Me Gary Cywie – Directement après la cyberattaque, l’entreprise doit entamer une phase d’enquête afin de sauvegarder et de se préconstituer des preuves, et engager la responsabilité de l’auteur qui peut être un pirate ou même un employé innocent, négligent ou malintentionné. Les règles en droit du travail peuvent donc être concernées et des procédures disciplinaires peuvent être engagées. Les procédures judiciaires à mettre en oeuvre s’envisagent sur un plan tant national qu’international, selon la provenance de la cyberattaque. De plus, l’action portée par l’entreprise doit être aussi bien pénale pour réprimer l’auteur que civile pour obtenir réparation des préjudices causés. Ces derniers peuvent être multiples et sont parfois dévastateurs. Les pertes subies peuvent être financières, matérielles ou immatérielles, mais elles sont aussi indirectes. En effet, l’atteinte à la réputation, la perte de confiance d’actionnaires, de clients et de fournisseurs est autant problématique. Par ailleurs, bien que victime d’une cyberattaque, l’entreprise doit, le cas échéant, préparer sa défense en justice contre les actions en responsabilité des tiers. Enfin, une fois la cyberattaque passée, l’entreprise doit parvenir à reconstituer ce qui a été endommagé lorsque cela est possible et faire le bilan de la crise en vue de toujours mieux se préparer aux suivantes.  
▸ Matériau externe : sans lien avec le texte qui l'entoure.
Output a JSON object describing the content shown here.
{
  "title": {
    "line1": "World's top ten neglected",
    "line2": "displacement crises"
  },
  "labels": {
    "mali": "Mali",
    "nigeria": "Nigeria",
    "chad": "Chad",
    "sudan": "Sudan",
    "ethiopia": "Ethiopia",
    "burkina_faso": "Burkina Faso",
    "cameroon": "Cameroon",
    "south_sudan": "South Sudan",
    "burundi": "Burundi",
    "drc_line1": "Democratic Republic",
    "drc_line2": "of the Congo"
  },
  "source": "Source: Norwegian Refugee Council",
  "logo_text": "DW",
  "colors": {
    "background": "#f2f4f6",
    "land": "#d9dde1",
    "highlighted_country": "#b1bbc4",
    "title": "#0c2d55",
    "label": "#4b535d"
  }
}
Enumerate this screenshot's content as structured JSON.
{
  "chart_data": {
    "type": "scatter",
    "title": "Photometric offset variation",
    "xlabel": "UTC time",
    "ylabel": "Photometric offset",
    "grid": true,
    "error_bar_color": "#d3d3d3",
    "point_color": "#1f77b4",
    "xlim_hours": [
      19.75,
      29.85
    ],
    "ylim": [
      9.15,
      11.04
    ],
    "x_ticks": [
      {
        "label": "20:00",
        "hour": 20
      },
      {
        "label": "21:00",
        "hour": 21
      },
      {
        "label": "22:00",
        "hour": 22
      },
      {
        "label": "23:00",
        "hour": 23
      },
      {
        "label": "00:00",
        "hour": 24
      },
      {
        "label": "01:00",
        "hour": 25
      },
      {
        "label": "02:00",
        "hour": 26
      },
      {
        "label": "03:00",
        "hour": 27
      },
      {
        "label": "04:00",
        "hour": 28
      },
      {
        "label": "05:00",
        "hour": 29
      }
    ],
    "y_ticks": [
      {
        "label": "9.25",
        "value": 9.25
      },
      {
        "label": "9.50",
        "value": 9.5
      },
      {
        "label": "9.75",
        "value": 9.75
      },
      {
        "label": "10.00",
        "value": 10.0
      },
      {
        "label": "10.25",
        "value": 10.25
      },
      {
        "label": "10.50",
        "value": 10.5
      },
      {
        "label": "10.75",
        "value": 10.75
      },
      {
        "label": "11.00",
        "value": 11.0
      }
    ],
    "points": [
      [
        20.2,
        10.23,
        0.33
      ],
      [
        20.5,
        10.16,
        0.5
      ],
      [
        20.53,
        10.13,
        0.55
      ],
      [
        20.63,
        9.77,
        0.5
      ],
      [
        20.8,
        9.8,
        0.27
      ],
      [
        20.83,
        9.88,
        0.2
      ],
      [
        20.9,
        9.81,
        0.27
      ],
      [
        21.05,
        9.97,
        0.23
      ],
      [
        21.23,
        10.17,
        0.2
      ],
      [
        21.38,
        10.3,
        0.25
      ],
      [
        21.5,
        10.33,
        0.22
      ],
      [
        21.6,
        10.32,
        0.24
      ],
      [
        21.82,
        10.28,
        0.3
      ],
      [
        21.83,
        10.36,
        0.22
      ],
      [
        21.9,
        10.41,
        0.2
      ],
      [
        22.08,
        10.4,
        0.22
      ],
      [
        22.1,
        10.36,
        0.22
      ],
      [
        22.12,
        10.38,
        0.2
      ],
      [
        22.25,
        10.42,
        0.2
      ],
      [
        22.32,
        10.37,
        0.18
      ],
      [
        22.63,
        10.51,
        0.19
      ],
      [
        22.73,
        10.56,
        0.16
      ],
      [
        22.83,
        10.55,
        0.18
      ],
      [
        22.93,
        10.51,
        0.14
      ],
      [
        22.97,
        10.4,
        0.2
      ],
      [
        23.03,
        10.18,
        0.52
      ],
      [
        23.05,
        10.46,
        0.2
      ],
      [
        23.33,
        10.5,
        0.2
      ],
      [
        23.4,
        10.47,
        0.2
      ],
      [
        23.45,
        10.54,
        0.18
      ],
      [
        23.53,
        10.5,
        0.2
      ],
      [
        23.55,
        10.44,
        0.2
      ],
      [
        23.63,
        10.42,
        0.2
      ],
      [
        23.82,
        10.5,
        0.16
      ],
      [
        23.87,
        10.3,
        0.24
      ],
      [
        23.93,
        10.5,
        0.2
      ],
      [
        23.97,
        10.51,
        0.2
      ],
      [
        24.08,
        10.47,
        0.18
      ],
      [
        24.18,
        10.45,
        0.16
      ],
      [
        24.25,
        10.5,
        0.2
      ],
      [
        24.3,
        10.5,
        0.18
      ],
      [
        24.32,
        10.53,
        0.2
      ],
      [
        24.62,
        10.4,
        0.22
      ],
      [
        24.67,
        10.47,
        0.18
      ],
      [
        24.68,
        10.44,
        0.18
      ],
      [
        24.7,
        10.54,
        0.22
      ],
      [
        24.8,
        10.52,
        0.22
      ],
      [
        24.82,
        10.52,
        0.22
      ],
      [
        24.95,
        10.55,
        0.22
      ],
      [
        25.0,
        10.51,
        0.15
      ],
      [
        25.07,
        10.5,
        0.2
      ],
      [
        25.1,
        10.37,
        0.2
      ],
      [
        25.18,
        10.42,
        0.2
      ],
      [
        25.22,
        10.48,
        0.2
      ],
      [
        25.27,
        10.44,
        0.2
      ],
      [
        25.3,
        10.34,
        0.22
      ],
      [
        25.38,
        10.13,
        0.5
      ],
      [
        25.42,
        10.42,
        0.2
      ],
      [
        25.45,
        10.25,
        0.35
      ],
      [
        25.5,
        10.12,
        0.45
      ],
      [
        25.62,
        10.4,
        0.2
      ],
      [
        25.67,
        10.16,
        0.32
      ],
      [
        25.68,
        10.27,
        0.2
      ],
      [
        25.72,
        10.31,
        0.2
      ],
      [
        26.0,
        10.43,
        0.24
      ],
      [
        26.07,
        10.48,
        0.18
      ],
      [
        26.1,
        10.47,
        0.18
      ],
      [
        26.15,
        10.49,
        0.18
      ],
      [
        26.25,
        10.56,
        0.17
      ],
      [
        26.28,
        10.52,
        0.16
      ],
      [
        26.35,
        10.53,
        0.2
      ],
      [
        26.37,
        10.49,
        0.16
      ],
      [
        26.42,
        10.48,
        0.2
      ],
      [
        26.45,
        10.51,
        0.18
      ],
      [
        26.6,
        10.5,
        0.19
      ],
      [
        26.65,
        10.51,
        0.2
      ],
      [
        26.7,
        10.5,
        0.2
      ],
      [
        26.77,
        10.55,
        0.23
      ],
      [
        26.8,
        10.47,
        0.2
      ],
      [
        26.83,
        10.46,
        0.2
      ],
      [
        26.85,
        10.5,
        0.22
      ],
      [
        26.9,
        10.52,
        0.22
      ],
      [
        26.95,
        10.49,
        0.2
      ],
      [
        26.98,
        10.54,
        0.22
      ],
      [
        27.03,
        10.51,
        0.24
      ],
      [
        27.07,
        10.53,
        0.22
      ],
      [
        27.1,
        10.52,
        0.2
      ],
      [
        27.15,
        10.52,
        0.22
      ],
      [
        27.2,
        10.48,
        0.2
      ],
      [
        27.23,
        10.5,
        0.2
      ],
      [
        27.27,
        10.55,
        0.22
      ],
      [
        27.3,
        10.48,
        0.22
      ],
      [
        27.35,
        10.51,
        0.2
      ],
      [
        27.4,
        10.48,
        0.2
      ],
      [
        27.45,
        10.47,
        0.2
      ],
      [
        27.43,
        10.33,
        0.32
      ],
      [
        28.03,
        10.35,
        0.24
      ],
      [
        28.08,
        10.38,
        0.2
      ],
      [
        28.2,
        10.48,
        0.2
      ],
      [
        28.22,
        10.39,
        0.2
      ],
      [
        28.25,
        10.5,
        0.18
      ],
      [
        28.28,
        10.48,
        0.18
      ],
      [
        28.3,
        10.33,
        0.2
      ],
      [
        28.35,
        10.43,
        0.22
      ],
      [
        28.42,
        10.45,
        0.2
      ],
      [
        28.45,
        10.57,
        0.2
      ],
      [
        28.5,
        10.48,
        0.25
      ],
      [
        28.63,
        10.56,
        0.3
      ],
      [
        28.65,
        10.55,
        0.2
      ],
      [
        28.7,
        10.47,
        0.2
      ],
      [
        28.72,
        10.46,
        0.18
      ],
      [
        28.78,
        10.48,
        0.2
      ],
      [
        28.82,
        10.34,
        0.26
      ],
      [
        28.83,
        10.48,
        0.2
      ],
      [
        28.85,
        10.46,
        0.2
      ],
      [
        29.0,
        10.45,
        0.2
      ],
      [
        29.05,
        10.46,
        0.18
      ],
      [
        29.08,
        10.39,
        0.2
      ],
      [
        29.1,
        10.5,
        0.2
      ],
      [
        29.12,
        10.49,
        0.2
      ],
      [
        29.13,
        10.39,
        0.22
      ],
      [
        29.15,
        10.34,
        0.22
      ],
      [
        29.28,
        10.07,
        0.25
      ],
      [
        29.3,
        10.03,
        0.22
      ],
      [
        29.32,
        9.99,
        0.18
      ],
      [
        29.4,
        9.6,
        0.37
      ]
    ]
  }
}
Martial Beguin – Au-delà des mesures correctives d’urgence à apporter, l’évaluation continue des risques est devenue un processus vital dans toute entreprise. Promouvoir le cercle vertueux émanant de l’analyse détaillée des sinistres permet, à toute partie prenante de l’entreprise, de mettre en place des plans d’action cohérents, transversaux et bénéfiques sur le long terme. Pour ce faire, Vanbreda & Lang est en mesure d’apporter le conseil et l’accompagnement nécessaires.  

Pour conclure ces propos, nous pouvons donc dire que le plus grand risque pour l’entreprise n’est pas la cyberattaque elle-même, mais sa dénégation. 

Me Gary Cywie, Allen & Overy.
Me Gary Cywie, Allen & Overy.
Martial Beguin, Vanbreda & Lang.
Martial Beguin, Vanbreda & Lang.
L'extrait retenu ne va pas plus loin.